Gold started the week strong at $1201.24 to reach $1198.87 per ounce on Friday;

– On Monday, silver traded low at $14.1485, reaching $14.2341 per ounce on Friday.

Indices

– The S&P 500 reached a daily high on Friday of 2,940.91, closing at 2,929.67;

The NASDAQ reached a daily high on Friday of 7,603.86, closing at 7,531.07;

The Dow Jones reached a daily high on Friday of 26,769.16, closing at 26,743.50;

– The Nikkei 225 reached a daily high on Friday of 23,971.41, closing at 23,869.93;

Cryptocurrencies

Last week we saw a huge move up for Ripple, which gained almost 50% on Friday alone.

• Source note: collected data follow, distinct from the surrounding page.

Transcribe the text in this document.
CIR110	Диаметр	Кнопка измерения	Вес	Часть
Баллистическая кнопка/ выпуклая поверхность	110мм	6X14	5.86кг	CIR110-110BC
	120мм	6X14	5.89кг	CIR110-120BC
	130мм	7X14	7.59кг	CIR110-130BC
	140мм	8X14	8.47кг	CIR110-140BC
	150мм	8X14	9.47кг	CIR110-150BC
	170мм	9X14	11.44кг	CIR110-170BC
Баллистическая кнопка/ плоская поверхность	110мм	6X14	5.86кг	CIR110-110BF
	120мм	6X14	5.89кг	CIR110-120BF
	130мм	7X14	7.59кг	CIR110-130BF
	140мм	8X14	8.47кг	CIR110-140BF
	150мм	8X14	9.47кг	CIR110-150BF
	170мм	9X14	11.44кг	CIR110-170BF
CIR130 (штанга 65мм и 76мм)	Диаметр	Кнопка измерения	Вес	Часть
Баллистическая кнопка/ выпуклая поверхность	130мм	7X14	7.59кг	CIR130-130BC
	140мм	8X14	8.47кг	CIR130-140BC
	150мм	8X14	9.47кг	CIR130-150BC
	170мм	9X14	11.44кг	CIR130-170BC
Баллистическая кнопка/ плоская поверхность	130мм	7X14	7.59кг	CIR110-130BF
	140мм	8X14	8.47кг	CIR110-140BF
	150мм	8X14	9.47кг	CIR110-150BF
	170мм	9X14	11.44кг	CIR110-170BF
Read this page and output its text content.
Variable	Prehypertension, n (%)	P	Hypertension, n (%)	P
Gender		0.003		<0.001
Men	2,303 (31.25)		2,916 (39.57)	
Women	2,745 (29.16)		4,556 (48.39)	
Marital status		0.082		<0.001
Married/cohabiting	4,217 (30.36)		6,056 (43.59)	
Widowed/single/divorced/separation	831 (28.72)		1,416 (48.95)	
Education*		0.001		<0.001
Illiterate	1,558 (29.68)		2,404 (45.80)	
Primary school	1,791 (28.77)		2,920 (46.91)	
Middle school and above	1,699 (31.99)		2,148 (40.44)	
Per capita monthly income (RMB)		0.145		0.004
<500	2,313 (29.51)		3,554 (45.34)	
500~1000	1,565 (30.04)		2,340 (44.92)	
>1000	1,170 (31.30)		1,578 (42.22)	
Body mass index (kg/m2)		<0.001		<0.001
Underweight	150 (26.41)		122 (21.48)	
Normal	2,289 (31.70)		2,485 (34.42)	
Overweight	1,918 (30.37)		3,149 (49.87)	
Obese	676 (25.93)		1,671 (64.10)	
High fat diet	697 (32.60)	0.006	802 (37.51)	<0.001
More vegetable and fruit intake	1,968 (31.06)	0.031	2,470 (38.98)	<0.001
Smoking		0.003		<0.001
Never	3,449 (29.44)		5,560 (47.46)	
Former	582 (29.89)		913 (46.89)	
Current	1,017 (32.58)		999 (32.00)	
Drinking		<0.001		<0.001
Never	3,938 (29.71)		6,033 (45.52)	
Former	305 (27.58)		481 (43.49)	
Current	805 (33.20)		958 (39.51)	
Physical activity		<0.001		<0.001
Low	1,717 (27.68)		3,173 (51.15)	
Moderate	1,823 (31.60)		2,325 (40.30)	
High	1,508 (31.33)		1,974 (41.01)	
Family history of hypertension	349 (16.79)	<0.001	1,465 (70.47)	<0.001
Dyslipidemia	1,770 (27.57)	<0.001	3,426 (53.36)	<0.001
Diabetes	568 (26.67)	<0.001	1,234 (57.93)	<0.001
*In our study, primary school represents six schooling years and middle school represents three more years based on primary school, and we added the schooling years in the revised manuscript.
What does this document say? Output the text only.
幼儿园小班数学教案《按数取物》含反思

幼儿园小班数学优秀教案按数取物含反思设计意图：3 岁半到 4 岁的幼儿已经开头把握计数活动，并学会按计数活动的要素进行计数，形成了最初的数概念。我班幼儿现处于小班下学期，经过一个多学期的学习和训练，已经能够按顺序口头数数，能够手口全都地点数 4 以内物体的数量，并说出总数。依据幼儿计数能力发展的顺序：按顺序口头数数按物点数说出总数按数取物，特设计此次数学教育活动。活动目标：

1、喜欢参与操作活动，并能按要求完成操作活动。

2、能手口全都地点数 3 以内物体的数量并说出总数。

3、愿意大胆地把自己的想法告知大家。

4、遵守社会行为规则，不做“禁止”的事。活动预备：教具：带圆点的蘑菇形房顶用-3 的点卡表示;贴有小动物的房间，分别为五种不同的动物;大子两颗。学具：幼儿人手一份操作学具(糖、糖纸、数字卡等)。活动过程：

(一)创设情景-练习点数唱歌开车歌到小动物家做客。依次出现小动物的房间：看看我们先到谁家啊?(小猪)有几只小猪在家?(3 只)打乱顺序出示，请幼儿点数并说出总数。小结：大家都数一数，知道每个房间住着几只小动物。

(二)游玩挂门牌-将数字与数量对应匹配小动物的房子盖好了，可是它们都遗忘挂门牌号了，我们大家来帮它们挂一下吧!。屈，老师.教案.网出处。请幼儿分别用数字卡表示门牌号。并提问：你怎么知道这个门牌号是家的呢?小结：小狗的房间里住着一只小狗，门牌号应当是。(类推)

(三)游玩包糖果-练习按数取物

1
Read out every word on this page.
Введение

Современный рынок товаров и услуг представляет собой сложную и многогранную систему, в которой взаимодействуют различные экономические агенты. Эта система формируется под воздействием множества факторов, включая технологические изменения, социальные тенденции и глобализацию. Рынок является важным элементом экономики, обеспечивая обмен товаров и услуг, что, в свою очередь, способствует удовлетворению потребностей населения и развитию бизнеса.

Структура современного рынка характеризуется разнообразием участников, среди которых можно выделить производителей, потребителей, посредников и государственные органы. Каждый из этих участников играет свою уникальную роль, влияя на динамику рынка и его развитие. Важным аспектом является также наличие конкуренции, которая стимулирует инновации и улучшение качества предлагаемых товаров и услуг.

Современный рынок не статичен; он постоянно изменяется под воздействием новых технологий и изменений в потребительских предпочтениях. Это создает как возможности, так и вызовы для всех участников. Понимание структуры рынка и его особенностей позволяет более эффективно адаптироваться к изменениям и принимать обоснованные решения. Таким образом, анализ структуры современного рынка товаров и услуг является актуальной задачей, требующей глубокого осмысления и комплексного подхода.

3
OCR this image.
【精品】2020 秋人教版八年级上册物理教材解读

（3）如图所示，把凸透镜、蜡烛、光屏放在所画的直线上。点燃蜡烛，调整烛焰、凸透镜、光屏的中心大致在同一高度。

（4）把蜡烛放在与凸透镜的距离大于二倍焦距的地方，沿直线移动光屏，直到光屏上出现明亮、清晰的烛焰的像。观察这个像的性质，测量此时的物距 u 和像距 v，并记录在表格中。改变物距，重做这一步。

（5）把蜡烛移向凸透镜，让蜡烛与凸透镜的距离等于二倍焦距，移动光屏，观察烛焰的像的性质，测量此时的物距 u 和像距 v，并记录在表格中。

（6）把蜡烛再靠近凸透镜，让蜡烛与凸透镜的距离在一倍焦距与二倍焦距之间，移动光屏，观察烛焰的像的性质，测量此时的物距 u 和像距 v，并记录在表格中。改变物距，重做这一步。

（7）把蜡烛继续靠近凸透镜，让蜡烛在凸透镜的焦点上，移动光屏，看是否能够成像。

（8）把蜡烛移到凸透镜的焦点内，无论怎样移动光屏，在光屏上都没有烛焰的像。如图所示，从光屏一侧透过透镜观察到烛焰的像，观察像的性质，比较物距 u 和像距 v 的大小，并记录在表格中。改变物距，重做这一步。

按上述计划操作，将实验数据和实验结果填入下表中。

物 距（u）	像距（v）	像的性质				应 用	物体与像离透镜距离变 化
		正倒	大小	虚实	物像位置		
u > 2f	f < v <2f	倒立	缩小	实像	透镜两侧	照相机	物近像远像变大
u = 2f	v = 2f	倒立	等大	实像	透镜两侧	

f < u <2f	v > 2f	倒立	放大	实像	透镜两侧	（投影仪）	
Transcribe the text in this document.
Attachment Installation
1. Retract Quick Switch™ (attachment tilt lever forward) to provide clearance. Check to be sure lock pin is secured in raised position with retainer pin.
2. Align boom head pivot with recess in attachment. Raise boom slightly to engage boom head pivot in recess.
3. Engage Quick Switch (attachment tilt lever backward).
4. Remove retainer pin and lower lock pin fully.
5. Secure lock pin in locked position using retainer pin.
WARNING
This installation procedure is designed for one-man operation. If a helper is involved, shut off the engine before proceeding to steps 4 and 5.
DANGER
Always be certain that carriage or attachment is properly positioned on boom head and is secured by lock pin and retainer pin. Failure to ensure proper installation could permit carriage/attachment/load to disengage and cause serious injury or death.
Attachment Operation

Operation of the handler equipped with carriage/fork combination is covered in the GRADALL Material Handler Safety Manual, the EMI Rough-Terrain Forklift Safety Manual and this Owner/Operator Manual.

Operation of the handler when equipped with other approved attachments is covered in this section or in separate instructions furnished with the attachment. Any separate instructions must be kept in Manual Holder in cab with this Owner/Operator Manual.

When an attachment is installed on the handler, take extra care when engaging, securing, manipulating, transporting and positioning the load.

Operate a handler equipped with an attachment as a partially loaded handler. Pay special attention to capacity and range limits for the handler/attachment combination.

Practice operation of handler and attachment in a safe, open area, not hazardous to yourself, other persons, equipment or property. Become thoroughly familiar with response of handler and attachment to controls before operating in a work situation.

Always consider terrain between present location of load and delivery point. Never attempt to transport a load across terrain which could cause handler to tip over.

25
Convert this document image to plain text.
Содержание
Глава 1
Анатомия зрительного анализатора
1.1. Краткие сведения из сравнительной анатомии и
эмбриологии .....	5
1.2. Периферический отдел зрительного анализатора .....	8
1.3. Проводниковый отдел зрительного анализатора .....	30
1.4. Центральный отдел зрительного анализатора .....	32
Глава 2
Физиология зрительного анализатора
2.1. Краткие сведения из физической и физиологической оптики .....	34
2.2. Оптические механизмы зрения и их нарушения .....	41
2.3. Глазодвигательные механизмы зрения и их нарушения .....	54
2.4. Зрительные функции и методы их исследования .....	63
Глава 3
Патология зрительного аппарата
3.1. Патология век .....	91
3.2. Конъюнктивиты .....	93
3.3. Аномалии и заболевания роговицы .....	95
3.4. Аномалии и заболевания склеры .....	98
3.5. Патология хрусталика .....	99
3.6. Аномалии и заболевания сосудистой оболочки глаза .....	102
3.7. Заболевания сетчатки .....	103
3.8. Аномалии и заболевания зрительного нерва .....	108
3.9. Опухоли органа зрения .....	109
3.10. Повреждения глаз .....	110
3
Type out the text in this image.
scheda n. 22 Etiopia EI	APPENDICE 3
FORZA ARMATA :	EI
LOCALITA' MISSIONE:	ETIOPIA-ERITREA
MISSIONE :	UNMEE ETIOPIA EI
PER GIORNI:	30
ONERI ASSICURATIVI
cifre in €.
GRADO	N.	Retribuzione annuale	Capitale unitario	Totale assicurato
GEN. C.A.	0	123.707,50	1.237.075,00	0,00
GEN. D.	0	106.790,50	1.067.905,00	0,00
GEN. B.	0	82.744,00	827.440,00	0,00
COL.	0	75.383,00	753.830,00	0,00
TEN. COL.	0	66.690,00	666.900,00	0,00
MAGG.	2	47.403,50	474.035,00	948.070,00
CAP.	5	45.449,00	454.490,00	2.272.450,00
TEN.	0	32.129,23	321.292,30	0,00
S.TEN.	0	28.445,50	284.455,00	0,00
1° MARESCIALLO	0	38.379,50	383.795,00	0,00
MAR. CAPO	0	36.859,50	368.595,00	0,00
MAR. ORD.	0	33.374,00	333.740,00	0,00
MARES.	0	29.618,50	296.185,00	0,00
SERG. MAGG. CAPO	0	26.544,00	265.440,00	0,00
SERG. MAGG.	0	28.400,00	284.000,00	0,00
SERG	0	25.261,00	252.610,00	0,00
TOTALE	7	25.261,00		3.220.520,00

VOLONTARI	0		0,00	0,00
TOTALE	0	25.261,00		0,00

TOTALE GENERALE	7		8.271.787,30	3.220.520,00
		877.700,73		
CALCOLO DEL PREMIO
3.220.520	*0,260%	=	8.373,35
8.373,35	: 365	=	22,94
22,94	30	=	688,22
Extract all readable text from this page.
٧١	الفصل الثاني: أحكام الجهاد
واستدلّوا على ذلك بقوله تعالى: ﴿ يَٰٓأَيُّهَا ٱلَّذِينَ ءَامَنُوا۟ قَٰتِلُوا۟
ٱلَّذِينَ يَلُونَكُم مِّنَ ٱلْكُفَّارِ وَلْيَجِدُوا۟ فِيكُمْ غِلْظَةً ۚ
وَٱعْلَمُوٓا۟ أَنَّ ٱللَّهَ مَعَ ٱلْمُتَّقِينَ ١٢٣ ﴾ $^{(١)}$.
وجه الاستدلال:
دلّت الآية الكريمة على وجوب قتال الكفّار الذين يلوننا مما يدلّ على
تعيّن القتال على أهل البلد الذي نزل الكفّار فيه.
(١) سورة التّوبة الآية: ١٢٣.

Although a lot of the gains have now been erased, the possibility of renewed demand in other crypto pairs remains promising.

Currency pairs

The USD/CAD pair is expected to range between 1.2871 and 1.2987. On Friday, the Loonie opened at 0.7738 against its counterpart despite falling hopes of a renewed NAFTA deal.

The EUR/USD pair is expected to range between 1.1755 and 1.1803. The Euro rallied against the Greenback and reached a 10-week high in overnight trading, opening just short of 1.1758 on Friday morning.

The GBP/USD pair is expected to range between 1.3152 and 1.3277. On Friday, the base currency sharply declined against nearly all major pairs after Theresa May was shunned by EU leaders over her presentation of her Chequers plan for Brexit.